Rueben Martinez (born April 26, 1940 in Miami, Arizona) is an American activist and businessman. He is active in Democratic party politics and runs a barbershop and a Latino-focused bookstore in Santa Ana, California.

==Early life==
Seeing no future for himself in the small mining town where he grew up, at the age of seventeen Martinez left Arizona for Southern California. He found a job at the massive Bethlehem Steel plant in Maywood, East Los Angeles, attended night school at Santa Ana College, married and began raising a family. By the standards of his community he was a success, but as the years went by Martinez began to feel that he hadn't yet found an occupation which was 'the right fit.' He quit Bethlehem Steel to explore a series of other jobs in Southern California until finally in the late 1970s he used his savings to open a barbershop in downtown Santa Ana and proceeded to cut hair full-time for over twenty years.

==Professional life==
His barber shop in downtown Santa Ana, California was a gathering place in Orange County. His interest in the community and in the needs of small businessmen led him to be active in California Democratic politics, especially among Latinos. He has been a delegate to several nominating conventions.

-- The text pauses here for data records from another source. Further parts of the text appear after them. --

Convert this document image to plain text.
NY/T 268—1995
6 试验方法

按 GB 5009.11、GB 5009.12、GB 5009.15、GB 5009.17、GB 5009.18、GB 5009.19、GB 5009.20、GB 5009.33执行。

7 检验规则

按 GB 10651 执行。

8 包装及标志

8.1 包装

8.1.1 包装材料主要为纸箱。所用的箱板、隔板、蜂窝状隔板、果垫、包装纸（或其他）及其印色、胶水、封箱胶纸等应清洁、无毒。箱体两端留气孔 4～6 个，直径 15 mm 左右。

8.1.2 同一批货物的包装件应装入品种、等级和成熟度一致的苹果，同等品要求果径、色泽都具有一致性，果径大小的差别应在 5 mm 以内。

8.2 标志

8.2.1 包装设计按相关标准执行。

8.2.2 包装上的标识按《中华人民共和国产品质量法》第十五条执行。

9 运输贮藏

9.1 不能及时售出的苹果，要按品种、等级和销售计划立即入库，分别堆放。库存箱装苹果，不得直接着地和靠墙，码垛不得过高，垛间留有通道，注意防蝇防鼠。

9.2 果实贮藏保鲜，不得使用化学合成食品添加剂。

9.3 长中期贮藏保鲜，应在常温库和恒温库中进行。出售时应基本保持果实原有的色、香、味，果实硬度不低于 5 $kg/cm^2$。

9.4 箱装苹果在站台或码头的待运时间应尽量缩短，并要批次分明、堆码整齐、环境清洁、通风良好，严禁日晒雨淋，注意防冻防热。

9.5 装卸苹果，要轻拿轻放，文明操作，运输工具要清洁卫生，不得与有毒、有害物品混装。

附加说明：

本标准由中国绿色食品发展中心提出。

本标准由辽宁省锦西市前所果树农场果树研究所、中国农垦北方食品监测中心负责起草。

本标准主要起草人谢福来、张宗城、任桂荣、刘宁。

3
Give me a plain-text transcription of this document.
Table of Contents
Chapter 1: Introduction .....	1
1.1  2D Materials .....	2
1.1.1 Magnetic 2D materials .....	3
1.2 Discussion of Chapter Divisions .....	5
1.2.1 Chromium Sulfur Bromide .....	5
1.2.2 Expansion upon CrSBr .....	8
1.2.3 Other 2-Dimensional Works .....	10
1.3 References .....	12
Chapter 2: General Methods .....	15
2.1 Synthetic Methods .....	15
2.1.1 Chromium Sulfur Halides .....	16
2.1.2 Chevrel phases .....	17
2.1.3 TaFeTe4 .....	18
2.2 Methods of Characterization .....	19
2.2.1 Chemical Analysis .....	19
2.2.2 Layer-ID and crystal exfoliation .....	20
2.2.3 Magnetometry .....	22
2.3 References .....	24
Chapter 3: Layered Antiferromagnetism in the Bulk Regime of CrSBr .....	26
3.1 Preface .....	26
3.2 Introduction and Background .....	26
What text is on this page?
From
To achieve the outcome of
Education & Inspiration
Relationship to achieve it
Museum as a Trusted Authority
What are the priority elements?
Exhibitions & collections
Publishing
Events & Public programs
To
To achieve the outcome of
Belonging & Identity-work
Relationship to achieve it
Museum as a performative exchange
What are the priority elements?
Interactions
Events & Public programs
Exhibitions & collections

In 1993, Martinez got an idea that grew from a customer novelty to a national business. Martinez realized that the Latino community in California did not have bookshops that focused on their culture. His small collection of books featuring imported books and Latino and Chicano artists soon outgrew his barbershop. He moved his business around the corner to an empty storefront and turned his attention to the books.

Librería Martinez Books & Art Gallery and Libros Para Niños, a children’s bookstore, are recognized nationwide for showcasing Latino authors and artists. He seeks to make Latino books available to children, and has promoted reading among children of all ages.

==MacArthur Fellows Program==
In 2004, Martinez was the recipient of a MacArthur Fellowship. The selection committee cited Martinez for "fusing the roles of marketplace and community center to inspire appreciation of literature and preserve Latino literary heritage."